Current-vs-ideal delta¶
| # | Delta | Size | Issue |
|---|---|---|---|
| 1 | Remove the projects table/index DDL from the HTTP service, make StateDB schema and migrations the sole owner, and move project/session query methods behind typed StateDB operations while preserving the six project endpoints. | M | (filled at issue-open time) |
| 2 | Add a definition-save reconciliation contract with content hashes, persisted file-write state, recovery for DB-first/file-second failures, and explicit multi-process edit behavior. | M | (filled at issue-open time) |
| 3 | Replace repeated raw aiosqlite access with typed StateDB query methods or bounded read repositories, and add dialect-compatible tests for every retained raw query. | L | (filled at issue-open time) |
| 4 | Complete the scheduler persistence seam by routing remaining scheduler-engine state access through SchedulerStateService or documenting each intentional exception in the scheduling-control-plane ADR. | S | (filled at issue-open time) |
| 5 | Make artifact file references relative, authenticated, containment-checked, and hash-verifiable before the web client offers inline preview or download. | M | (filled at issue-open time) |
Alternatives considered¶
A Studio-owned database¶
This would isolate UI schema changes and allow aggressive read-model denormalization. It lost because lifecycle, schedules, invocations, and artifacts originate in runtime state; Studio would need a replication and conflict protocol before it could display authoritative status. One local source is simpler and already shipped.
Move all authored content into StateDB¶
Database-current agents and playbooks would make save and history atomic and simplify remote editing. It lost because direct editors, symlinked definition trees, filesystem discovery, and version-control workflows are established behavior. D2 makes the non-atomic cost explicit instead of erasing those workflows.
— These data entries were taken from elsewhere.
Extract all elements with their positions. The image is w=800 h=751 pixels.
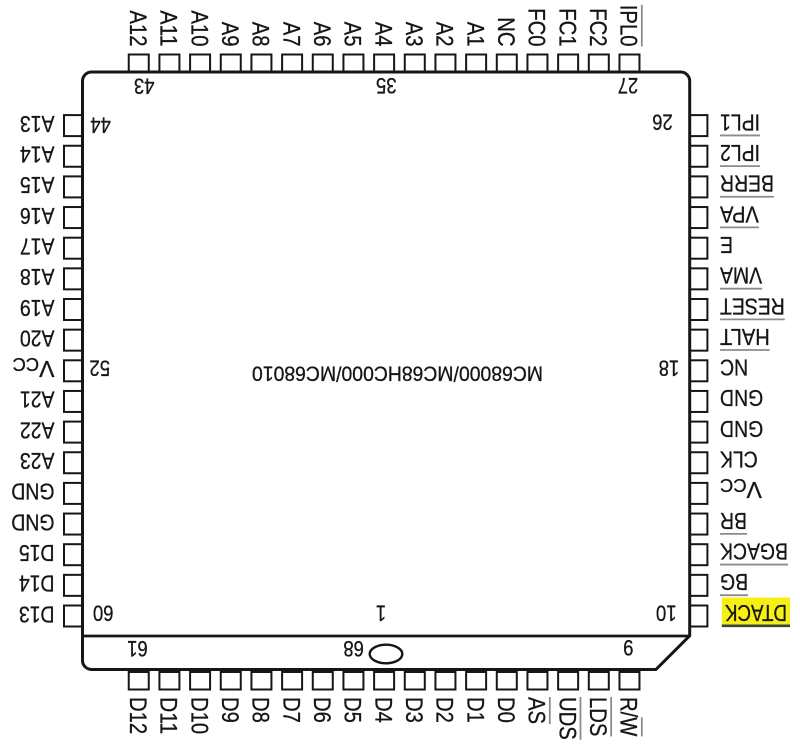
svg-text:A13: A13 <box>20 111 55 137</box>
svg-text:A3: A3 <box>400 22 427 47</box>
svg-text:A9: A9 <box>216 22 243 47</box>
svg-text:18: 18 <box>659 355 680 380</box>
svg-text:26: 26 <box>652 109 673 134</box>
svg-text:D11: D11 <box>155 697 182 734</box>
svg-text:GND: GND <box>11 479 54 505</box>
svg-text:D0: D0 <box>492 697 519 723</box>
svg-text:A20: A20 <box>20 325 55 351</box>
svg-text:HALT: HALT <box>720 324 770 350</box>
svg-text:68: 68 <box>343 636 364 661</box>
svg-text:BERR: BERR <box>720 171 774 197</box>
svg-text:A21: A21 <box>20 387 55 413</box>
svg-text:D3: D3 <box>400 697 427 723</box>
svg-text:52: 52 <box>90 355 111 380</box>
svg-text:FC1: FC1 <box>553 8 580 46</box>
svg-text:9: 9 <box>623 635 633 660</box>
svg-text:D14: D14 <box>19 571 55 597</box>
svg-text:10: 10 <box>656 600 677 625</box>
svg-text:MC68000/MC68HC000/MC68010: MC68000/MC68HC000/MC68010 <box>252 361 543 384</box>
svg-text:NC: NC <box>492 17 519 46</box>
svg-text:CLK: CLK <box>719 447 757 473</box>
svg-text:A6: A6 <box>308 22 335 47</box>
svg-text:GND: GND <box>720 416 763 442</box>
svg-text:D6: D6 <box>308 697 335 723</box>
svg-text:A22: A22 <box>20 417 55 443</box>
svg-text:A1: A1 <box>461 22 488 47</box>
svg-text:UDS: UDS <box>553 697 580 740</box>
svg-text:D8: D8 <box>247 697 274 723</box>
svg-text:BGACK: BGACK <box>719 538 788 564</box>
svg-text:A14: A14 <box>20 142 55 168</box>
svg-text:D12: D12 <box>124 697 151 734</box>
svg-text:A15: A15 <box>20 172 55 198</box>
svg-text:A8: A8 <box>247 22 274 47</box>
svg-text:44: 44 <box>90 112 111 137</box>
svg-text:D5: D5 <box>339 697 366 723</box>
svg-text:IPL2: IPL2 <box>720 140 760 166</box>
svg-text:D2: D2 <box>431 697 458 723</box>
svg-text:IPL1: IPL1 <box>720 109 760 135</box>
svg-text:A5: A5 <box>339 22 366 47</box>
svg-text:D13: D13 <box>19 601 55 627</box>
svg-text:A23: A23 <box>20 448 55 474</box>
svg-text:VMA: VMA <box>719 263 762 289</box>
svg-text:A4: A4 <box>369 22 396 47</box>
svg-text:AS: AS <box>523 697 550 724</box>
svg-text:A19: A19 <box>20 295 55 321</box>
svg-text:D1: D1 <box>461 697 488 723</box>
svg-text:GND: GND <box>11 509 54 535</box>
svg-text:IPL0: IPL0 <box>615 5 642 47</box>
svg-text:A16: A16 <box>20 203 55 229</box>
svg-text:43: 43 <box>134 73 155 98</box>
svg-text:1: 1 <box>376 600 386 625</box>
svg-text:A11: A11 <box>155 10 182 46</box>
svg-text:A10: A10 <box>185 10 212 46</box>
svg-text:BR: BR <box>720 508 747 534</box>
svg-text:A12: A12 <box>124 10 151 46</box>
svg-text:60: 60 <box>93 600 114 625</box>
svg-text:R/W: R/W <box>615 697 642 737</box>
svg-text:E: E <box>720 232 733 258</box>
svg-text:NC: NC <box>720 355 748 381</box>
svg-text:D9: D9 <box>216 697 243 723</box>
svg-text:FC0: FC0 <box>523 8 550 46</box>
svg-text:A18: A18 <box>20 264 55 290</box>
svg-text:A2: A2 <box>431 22 458 47</box>
svg-text:61: 61 <box>127 636 148 661</box>
svg-text:FC2: FC2 <box>584 8 611 46</box>
svg-text:D10: D10 <box>185 697 212 734</box>
svg-text:35: 35 <box>376 73 397 98</box>
svg-text:D4: D4 <box>369 697 396 723</box>
svg-text:27: 27 <box>618 73 639 98</box>
svg-text:BG: BG <box>720 569 748 595</box>
svg-text:VPA: VPA <box>719 201 758 227</box>
svg-text:A7: A7 <box>277 22 304 47</box>
svg-text:LDS: LDS <box>584 697 611 736</box>
svg-text:D7: D7 <box>277 697 304 723</box>
svg-text:GND: GND <box>720 385 763 411</box>
svg-text:RESET: RESET <box>720 293 785 319</box>
svg-text:A17: A17 <box>20 233 55 259</box>
svg-text:D15: D15 <box>19 540 55 566</box>
svg-text:DTACK: DTACK <box>724 600 787 626</box>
Keep all current content on disk, including workflow graphs¶
This would unify the meaning of definition and make workflows editor-friendly. It lost because the shipped Designer contract already treats workflow_defs.spec_json as current DB state with name uniqueness and typed graph validation. Moving it is a migration decision, not a harmless repository consolidation.
Treat DB-first/file-second save as transactional¶
The per-process lock makes concurrent same-process saves appear serialized and could tempt documentation to call the operation atomic. It lost because a disk failure after the DB commit and a direct external edit are observable counterexamples. Honest failure semantics are more useful than a false transaction label.
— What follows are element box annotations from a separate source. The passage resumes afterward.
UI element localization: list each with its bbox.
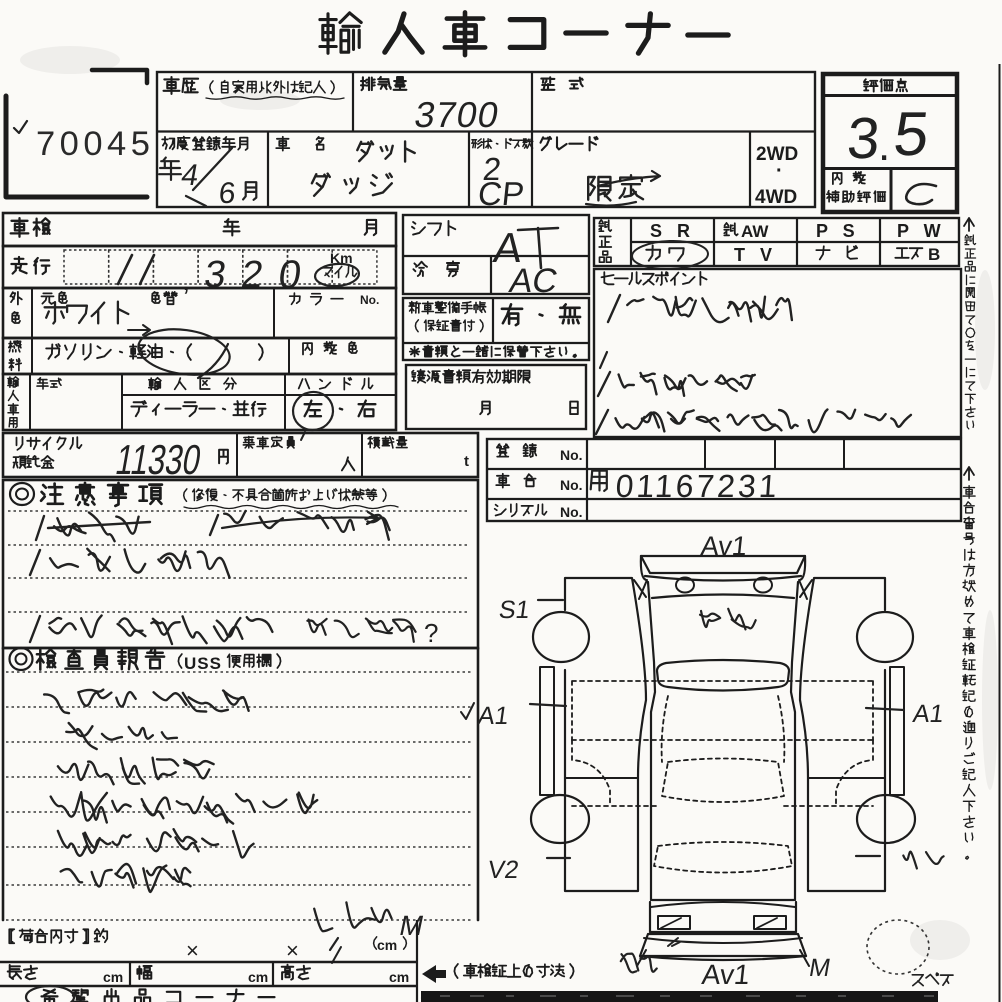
svg-text:No.: No. bbox=[560, 477, 583, 493]
svg-text:USS: USS bbox=[184, 654, 222, 673]
svg-text:cm: cm bbox=[377, 937, 397, 953]
svg-text:?: ? bbox=[424, 618, 438, 648]
svg-text:B: B bbox=[928, 245, 940, 264]
svg-text:P S: P S bbox=[816, 221, 860, 241]
svg-text:cm: cm bbox=[248, 969, 268, 985]
svg-text:×: × bbox=[286, 938, 299, 963]
svg-text:Av1: Av1 bbox=[699, 530, 748, 561]
svg-text:T V: T V bbox=[734, 245, 777, 265]
svg-text:4WD: 4WD bbox=[755, 187, 797, 208]
svg-text:No.: No. bbox=[360, 293, 379, 307]
svg-text:P W: P W bbox=[897, 221, 946, 241]
svg-text:A1: A1 bbox=[476, 702, 510, 730]
svg-text:cm: cm bbox=[389, 969, 409, 985]
svg-text:t: t bbox=[464, 453, 469, 470]
svg-text:S1: S1 bbox=[497, 596, 531, 624]
svg-text:×: × bbox=[186, 938, 199, 963]
svg-text:11330: 11330 bbox=[112, 436, 204, 483]
svg-text:No.: No. bbox=[560, 447, 583, 463]
svg-text:6: 6 bbox=[217, 177, 237, 210]
svg-text:CP: CP bbox=[476, 176, 526, 213]
svg-text:.: . bbox=[878, 121, 890, 170]
svg-text:AC: AC bbox=[507, 262, 561, 300]
svg-text:3700: 3700 bbox=[412, 94, 503, 135]
svg-text:cm: cm bbox=[103, 969, 123, 985]
svg-text:S R: S R bbox=[650, 221, 695, 241]
svg-text:Av1: Av1 bbox=[700, 959, 751, 990]
svg-text:·: · bbox=[776, 160, 783, 182]
svg-text:5: 5 bbox=[891, 100, 933, 169]
svg-text:No.: No. bbox=[560, 504, 583, 520]
svg-text:70045: 70045 bbox=[36, 125, 154, 163]
svg-text:AW: AW bbox=[741, 222, 769, 241]
svg-text:01167231: 01167231 bbox=[615, 468, 781, 504]
svg-text:,: , bbox=[182, 264, 190, 297]
svg-text:A1: A1 bbox=[911, 700, 945, 728]
svg-text:3: 3 bbox=[845, 106, 882, 171]
svg-text:V2: V2 bbox=[486, 856, 520, 884]
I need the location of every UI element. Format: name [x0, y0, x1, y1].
Generic repository over every table¶
A uniform CRUD interface could hide SQLAlchemy versus aiosqlite and make tests easy. It lost because StateDB has behavior-rich methods—status transitions, artifact natural-key upserts, definition version allocation—that generic CRUD would obscure. ADR-0078 instead calls for narrow command/query ports around changed operations.
Inline all artifact bytes in SQLite¶
This would make artifact reads transactional and avoid missing files. It lost because logs, diffs, and generated outputs can be large, while structured outcome cards benefit from JSON queries. The current split stores queryable content and references blobs, with a required future safe-resolution boundary.